I saw a blog the other day about using iText to manipulate PDFs. I have really wanted to take a look at iText, but just have not had the chance. So thanks to this blog, I finally took the time to look at it and really liked it. After checking out the related article, it took me all of 30 minutes to learn iText and replace SourceBeat?s current PDF encryption code (originally pdftk). It was too easy. Below is an example and unit test showing how SourceBeat is now using iText.




package com.sourcebeat.util;

import junit.framework.TestCase;

import org.apache.commons.logging.Log;
import org.apache.commons.logging.LogFactory;

import java.io.File;

public class EncryptorTest extends TestCase {

protected final Log log = LogFactory.getLog(getClass());
protected Encryptor encryptor;
protected String unencryptedFile = "test/unencrypted.pdf";
protected String encryptedFile = "test/encrypted.pdf";

public void setUp() throws Exception {

encryptor = new Encryptor();
}

public void tearDown() throws Exception {

encryptor = null;
}

public void testEncrypt() throws Exception {

// Encrypt the file
encryptor.encrypt(unencryptedFile, encryptedFile, "userPass", "ownerPass");

// Make sure that the file was written
File newFile = new File(encryptedFile);
assertTrue(newFile.canRead());

// remove the file
newFile.delete();
}
}



It is pretty simple.
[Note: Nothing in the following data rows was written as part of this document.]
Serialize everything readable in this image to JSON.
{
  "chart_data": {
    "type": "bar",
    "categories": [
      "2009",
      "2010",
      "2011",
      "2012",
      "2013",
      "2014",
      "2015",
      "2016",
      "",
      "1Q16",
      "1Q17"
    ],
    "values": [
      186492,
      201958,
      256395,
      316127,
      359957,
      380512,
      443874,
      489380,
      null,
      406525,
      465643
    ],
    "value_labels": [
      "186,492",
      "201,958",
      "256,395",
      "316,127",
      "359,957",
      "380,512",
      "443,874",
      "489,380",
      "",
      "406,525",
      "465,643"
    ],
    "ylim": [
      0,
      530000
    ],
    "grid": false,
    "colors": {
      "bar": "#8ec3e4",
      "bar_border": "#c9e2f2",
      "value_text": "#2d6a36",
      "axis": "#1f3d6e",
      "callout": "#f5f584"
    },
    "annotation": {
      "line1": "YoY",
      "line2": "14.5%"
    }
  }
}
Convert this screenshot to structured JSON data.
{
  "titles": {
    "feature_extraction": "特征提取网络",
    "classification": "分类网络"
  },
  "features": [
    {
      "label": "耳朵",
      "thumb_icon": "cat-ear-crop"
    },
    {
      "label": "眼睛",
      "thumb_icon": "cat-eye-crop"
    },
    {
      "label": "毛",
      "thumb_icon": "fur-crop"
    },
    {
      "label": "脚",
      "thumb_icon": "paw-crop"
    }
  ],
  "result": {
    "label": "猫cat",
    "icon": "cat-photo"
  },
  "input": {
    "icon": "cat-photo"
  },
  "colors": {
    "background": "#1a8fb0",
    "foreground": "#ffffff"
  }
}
As you can see Encryptor.encrypt() method takes the path to the original unencrypted file, the path to the output (the new encrypted file), and the user and owner passwords. You can see this method below:



package com.sourcebeat.util;

import com.lowagie.text.pdf.PdfEncryptor;
import com.lowagie.text.pdf.PdfReader;
import com.lowagie.text.pdf.PdfWriter;

import java.io.FileOutputStream;

public class Encryptor {

public void encrypt(String inputFile,
String outputFile,
String userPassword,
String ownerPassword) throws Exception {

PdfReader reader = new PdfReader(inputFile);
PdfEncryptor.encrypt(reader,
new FileOutputStream(outputFile),
false,
userPassword,
ownerPassword,
PdfWriter.AllowAssembly
| PdfWriter.AllowDegradedPrinting
| PdfWriter.AllowFillIn
| PdfWriter.AllowModifyAnnotations
| PdfWriter.AllowPrinting
| PdfWriter.AllowScreenReaders);
}
}

Easy enough?you first have to create a PdfReader using the passed in input file path and then invoke the PdfEncryptor.encrypt() method. The parameters passed to this method are relatively self-explanatory, with the exception of the third parameter, false. The third parameter is a boolean, which represents the encryption strength (true for 128 bit key length, false for 40 bit key length). That is it. It is now part of the, soon to be released, new SourceBeat.com site.



I hope to take enough time to test this and perhaps it could be invaluable in my near future Java projects.